Et on tuera tous les affreux
Rocky Bailey est un beau gosse : un bellâtre qui pavane sur Monica Beach à Los Angeles, entouré des plus belles « pin-up » de l’après-guerre. Et pourtant, il se refuse obstinément à elles, désirant conserver sa virginité jusqu’à ses vingt ans. Un soir, dans un club de jazz, il est enlevé et drogué par le Dr Shultz qui tente de le soumettre au charme d’une magnifique créature …
Pour sa quatrième adaptation des romans de Vernon Sullivan, pseudo de Boris Vian, JD Morvan (Sillage, Stanley Greene, Sauvage…) s’attaque à un récit burlesque, pétri de culture américaine et sis dans les préoccupations de l’époque : les expériences eugéniques des nazis et le début du culte de la beauté et de la perfection, dont les États-Unis sont le vecteur, via l’American Way of life.

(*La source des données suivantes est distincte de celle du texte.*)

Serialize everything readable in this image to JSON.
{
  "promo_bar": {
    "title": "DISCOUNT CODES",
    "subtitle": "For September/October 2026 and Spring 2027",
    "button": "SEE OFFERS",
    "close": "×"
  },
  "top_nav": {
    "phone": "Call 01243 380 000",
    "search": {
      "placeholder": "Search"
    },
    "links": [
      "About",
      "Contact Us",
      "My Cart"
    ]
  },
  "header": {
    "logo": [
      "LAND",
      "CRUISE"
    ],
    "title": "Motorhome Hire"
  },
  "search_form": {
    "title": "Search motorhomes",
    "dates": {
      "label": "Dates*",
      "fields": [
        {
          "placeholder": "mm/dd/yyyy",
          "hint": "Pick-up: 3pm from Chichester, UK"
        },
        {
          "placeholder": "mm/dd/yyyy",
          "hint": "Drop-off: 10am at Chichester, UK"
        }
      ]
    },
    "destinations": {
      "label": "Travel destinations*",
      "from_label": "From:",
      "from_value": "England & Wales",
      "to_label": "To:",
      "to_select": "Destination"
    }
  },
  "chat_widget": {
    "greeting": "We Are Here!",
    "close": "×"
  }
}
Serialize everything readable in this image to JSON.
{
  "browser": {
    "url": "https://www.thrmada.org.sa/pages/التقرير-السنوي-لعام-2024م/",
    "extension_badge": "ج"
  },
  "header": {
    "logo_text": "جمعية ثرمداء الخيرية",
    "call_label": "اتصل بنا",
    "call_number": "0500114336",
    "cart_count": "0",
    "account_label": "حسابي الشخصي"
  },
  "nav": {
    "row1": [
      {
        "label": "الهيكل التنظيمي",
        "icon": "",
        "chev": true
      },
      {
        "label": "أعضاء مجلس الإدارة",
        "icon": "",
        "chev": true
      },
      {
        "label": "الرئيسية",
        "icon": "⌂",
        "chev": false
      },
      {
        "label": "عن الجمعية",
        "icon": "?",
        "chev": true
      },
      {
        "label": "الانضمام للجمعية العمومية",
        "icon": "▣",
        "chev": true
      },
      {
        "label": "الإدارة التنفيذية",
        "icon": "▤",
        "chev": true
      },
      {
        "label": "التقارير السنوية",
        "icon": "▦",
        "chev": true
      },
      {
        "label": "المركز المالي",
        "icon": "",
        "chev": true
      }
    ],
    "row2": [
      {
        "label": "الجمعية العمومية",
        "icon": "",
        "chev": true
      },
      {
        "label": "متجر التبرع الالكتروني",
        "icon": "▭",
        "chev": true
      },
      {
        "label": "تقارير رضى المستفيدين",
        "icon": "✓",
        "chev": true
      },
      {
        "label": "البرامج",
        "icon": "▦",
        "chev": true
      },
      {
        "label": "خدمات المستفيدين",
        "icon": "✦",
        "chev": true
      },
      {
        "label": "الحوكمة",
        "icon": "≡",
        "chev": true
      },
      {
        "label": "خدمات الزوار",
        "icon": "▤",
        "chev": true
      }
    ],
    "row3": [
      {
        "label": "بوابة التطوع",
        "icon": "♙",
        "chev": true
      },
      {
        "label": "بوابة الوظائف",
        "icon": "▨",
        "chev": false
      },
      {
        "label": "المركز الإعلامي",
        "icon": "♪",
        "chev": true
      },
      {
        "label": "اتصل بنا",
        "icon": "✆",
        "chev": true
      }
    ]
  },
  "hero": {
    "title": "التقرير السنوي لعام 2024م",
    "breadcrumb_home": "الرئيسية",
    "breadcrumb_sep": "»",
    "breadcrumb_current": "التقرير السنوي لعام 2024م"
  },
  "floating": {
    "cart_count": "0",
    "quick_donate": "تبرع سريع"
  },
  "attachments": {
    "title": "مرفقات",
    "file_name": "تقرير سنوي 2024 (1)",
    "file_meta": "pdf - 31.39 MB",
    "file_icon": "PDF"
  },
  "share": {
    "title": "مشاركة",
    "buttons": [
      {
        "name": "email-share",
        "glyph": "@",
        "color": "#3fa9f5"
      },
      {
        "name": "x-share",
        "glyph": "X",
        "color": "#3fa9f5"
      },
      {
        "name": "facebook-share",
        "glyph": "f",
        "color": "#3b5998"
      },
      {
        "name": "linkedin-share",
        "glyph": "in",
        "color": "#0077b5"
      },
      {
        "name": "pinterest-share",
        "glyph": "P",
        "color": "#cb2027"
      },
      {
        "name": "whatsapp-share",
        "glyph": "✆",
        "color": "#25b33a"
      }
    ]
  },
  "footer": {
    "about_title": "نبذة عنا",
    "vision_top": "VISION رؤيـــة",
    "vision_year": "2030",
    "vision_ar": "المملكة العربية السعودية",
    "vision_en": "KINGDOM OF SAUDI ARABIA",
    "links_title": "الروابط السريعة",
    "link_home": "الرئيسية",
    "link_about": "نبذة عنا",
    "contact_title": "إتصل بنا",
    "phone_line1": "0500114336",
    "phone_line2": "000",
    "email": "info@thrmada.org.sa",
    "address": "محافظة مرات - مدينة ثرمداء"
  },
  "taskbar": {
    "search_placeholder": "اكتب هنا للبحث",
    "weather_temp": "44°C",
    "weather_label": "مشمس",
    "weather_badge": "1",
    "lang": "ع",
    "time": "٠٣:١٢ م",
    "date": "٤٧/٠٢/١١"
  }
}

La narration respecte l’univers de Vernon Sullivan, alter ego de l’auteur de L’Écume des jours, qui, à travers lui, développait sa passion pour la subculture américaine et flirtait avec la censure (qu’il avait affronté, en tant que Boris Vian, avec J’irai cracher sur vos tombes, roman censuré pour pornographie). En se revendiquant comme simple traducteur de Vernon Sullivan, il laissait libre court à ses angoisses eschatologiques et même (et surtout) à ses fantasmes. Le trait du dessinateur Ignacio Noé met en scène cet univers sans éluder ni nudité ni coïts divers. De l’ensemble émerge un malaise, ce qui n’aurait pas déplu à l’auteur, qui interroge notre voyeurisme. À l’inverse, on se questionne négativement sur cette volonté de mettre en image une pensée aussi foutraque que celle de Vernon-Boris : est-ce possible ? est-ce souhaitable ? Les auteurs ont-ils réussi leur pari à 100 % ? Pas si sûr tant la statue du commandeur est grande, et sa pensée insaisissable.
Un album difficilement lisible en tant que « one shot » mais qui n’est pas dénué d’intérêt une fois replacé dans les récits de Sullivan et la vie de Vian.